As for the sound engine it is built by Artisan Organs in Washington State. The sound
engine is built on Linux and has pipe sampling by Wicks Pipe Organ witch Wicks uses for
there hybrid organs as well as there full digital organs. My understanding is Artisan gets
these from Wicks. All you would have with computer, software, interface and sampling in
one small unit. You buy the unit and select from a list the digital ranks of
your preference classical or theater, They install and configure everything. You place
inside the console and connect your midi and audio and ready. You can go to
artisanorgans.com <http://artisanorgans.com> or artisan or google artisan digital ranks
and see and here. I only wish I could find this in use on youtube or a forum with someone
with knowledge of it. The sales rep for North Carolina where I live has one set up about a
two hour drive from where I live but have not had the time to go see it. I will have to do
so and talk to some who have before I buy but am very impressed with it thus far. All that
said being I have a suitable computer relatively fast and a good 8 channel interface it
would be nice to use what I have and spend no more or perhaps a lot less and be done. The
Artisan Engine would be between $2500.00 and 3000.00. Todays digital sampling has come a
long way from early 90's and could put my Organ to the equivalent of a high end organ of
today with what I have. If I can find the help to do this with what I have and spend
little or none it was my hope. You can see my Organ on google plus in the vpo section
William K. Blalock. It shows it connected to a 2 channel MIDI/AUDIO interface by presonas
but I have an 8 channel when I can connect to 8 channels. Again thank you all for replying
and any help and advice you can give. Kind regards, Keith
William B.,
I feel your pain (and frustration). I am in much the same boat. I am a
long time organist and have spent the last 25 years working on advancing my organ
technique and the administrative duties that go along with being a Director of Music.

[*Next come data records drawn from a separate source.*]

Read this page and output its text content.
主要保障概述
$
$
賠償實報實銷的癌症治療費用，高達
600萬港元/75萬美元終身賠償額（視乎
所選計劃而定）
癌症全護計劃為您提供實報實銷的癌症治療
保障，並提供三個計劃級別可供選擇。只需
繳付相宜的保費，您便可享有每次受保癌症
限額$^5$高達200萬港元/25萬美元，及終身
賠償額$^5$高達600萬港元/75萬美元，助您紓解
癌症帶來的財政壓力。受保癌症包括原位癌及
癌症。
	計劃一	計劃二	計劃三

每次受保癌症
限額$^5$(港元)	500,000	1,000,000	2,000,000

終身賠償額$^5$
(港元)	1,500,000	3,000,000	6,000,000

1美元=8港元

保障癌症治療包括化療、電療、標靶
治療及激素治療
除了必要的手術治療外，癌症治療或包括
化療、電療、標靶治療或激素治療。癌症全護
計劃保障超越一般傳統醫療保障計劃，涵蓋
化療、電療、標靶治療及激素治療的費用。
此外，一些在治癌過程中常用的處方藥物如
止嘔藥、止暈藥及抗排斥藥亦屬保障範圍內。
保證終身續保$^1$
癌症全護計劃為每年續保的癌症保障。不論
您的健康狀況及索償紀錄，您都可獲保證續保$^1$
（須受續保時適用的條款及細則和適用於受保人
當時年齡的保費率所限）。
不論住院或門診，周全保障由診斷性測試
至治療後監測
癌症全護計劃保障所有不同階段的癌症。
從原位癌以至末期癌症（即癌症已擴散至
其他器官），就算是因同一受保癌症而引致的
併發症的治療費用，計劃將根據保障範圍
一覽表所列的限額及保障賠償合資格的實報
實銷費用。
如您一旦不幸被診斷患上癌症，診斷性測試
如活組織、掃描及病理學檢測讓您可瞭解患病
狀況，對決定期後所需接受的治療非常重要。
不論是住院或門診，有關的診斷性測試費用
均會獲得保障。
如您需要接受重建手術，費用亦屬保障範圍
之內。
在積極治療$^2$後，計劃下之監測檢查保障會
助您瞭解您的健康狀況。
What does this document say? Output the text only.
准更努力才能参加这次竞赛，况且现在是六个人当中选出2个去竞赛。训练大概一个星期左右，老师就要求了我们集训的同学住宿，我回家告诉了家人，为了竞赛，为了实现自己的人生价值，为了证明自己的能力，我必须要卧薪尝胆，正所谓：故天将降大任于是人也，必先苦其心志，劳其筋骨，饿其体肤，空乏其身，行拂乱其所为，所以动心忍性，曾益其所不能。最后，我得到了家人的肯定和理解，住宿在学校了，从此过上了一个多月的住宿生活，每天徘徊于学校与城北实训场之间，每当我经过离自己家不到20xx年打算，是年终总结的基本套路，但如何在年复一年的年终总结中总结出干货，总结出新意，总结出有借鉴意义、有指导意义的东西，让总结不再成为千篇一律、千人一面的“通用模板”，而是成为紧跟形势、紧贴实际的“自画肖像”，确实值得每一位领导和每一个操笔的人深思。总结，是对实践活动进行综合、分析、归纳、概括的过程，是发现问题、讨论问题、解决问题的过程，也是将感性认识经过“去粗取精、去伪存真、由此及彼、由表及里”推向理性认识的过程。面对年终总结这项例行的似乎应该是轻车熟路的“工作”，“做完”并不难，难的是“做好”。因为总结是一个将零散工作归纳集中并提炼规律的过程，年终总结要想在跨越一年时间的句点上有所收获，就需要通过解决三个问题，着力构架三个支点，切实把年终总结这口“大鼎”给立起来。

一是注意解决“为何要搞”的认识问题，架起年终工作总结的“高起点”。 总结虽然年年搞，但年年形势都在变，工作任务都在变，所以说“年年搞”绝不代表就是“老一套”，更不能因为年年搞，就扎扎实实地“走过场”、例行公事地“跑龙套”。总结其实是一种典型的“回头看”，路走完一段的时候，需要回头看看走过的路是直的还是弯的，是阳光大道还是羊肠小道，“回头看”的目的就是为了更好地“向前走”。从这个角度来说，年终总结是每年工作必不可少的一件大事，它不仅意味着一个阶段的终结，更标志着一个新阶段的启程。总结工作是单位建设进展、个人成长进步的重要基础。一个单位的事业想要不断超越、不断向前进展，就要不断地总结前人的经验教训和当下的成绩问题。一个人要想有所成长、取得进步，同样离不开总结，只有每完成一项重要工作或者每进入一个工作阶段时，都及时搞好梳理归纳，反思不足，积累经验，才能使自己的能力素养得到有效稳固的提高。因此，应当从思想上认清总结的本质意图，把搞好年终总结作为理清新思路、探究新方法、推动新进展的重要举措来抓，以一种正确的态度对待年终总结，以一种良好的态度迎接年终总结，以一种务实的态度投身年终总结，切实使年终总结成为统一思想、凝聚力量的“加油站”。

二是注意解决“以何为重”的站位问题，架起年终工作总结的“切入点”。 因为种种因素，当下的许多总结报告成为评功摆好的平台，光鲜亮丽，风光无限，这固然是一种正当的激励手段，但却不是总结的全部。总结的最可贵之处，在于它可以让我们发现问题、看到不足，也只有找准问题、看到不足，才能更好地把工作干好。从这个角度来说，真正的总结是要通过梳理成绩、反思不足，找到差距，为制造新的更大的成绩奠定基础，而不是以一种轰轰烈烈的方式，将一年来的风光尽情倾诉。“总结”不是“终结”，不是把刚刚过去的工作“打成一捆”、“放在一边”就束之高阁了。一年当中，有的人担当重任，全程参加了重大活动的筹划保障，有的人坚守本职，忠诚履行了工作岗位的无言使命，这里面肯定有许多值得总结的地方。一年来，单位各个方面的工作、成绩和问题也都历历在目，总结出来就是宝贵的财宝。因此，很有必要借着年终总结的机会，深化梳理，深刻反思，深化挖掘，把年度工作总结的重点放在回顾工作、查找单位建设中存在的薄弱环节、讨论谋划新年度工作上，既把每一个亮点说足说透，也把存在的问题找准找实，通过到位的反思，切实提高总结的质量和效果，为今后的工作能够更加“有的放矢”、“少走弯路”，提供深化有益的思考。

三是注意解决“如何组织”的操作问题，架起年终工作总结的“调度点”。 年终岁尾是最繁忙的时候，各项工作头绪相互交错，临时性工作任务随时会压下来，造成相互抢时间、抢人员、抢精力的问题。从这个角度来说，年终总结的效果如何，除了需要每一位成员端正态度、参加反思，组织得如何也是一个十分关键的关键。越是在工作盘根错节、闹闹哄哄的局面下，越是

I do, however, have many years as a Computer Repair Technician, which doesn't
necessarily make figuring out a VPO configuration any easier, but it does take out a
lot of the intimidation factor! I feel that you are misguided in your belief that
going to a hardware Sound Engine will eliminate any need to understand (or need for)
MIDI or Computers or Touch Screens, etc. I mean... how is your Sound Engine supposed
to communicate with your organ console? MIDI of course, and you'd better be able to at
least understand how MIDI assigns channels to organ divisions at a minimum. If I had a
3 manual drawknob organ fully MIDI'ed with a very elaborate audio system you had best
believe I would be *playing* that beast, daily, instead of mucking around with VPO
hardware and software! I don't care how 'bad' it sounds, it really can't sound that
bad and be so substantial in its hardware offerings. Bottom line, I suspect that if
you can get a hardware Sound Engine running with your organ console, you can also get
J'Organ running, the demands on you are very similar in either case. FWIW.
Good morning Lynn
I wish to thank you for your quick reply to may question. It is quite clear that
you clearly see me as a complete idiot lol and I must admit my knowledge of VPO
and jorgan is limited thus why I reached out to the jorgan community for help and
advice. While my knowledge is very limited I do have the ability to understand. I
currently have an 8 channel MIDI/AUDIO interface connected between my audio system
and computer and using Hauptwerk Basic Edition and playing thru 2 channels of my
system as according to Hauptwerk I will need there advanced version to utilize all
8 channels. I reached out for help in hopes that jorgan may enable me to do so. I
am an accomplished organist of 45 years and was blessed to have a father whom was
an official church organist at age 14 and played in church every Sunday he lived
up to 80 and played pipe organs all over the world. That said my experience as a
organist by far exceeds that of my computer and software knowledge. When I opened
your email and saw three short questions WHAT? MIDI? AUDIO? before I was able to
read further I knew I had ask a dumb question lol and felt you were unable to
understand a complete idiot but continued to read further thinking there must be
some answers and a load of information in the very detailed reply. That said it is
no question you have quite a bit of expertize in VPO/Computer technology and were
able to understand exactly what I was hoping to accomplish. As an experienced
organist I often have questions from young students, or experienced pianist new to
the organ reaching out for help and advice and the questions they ask, like myself
with you, clearly show they need help and like you do all I can to help and share
my God given talents. I used jorgan back in 2011 for about a year and really liked
it and it appealed to me in that it was no cost and could learn before investing a
fortune with the joran forum for help. I found my lack of knowledge didn't fit in
with the community and went with hauptwerk. I was so impressed with jorgan and
have heard some really great set ups and thought I would reach out again. I think
with my limited knowledge with the more advanced VPO's set up I will go with a
sound engine. All built in to one unit, no midi/audio interface needed, no
external computer and no touch screen monitors. Being I have a 3 manual draw knob
organ "fully" midi enabled from the factory with a very elaborate audio system
it seems best to not have all the external gadgets of a hobbyist set up. I do
however; want to thank you for taking the time and sharing a load of
experienced information. Kind regards
Does jOrgan have multi channel WHAT? multi channel MIDI? or multi channel AUDIO?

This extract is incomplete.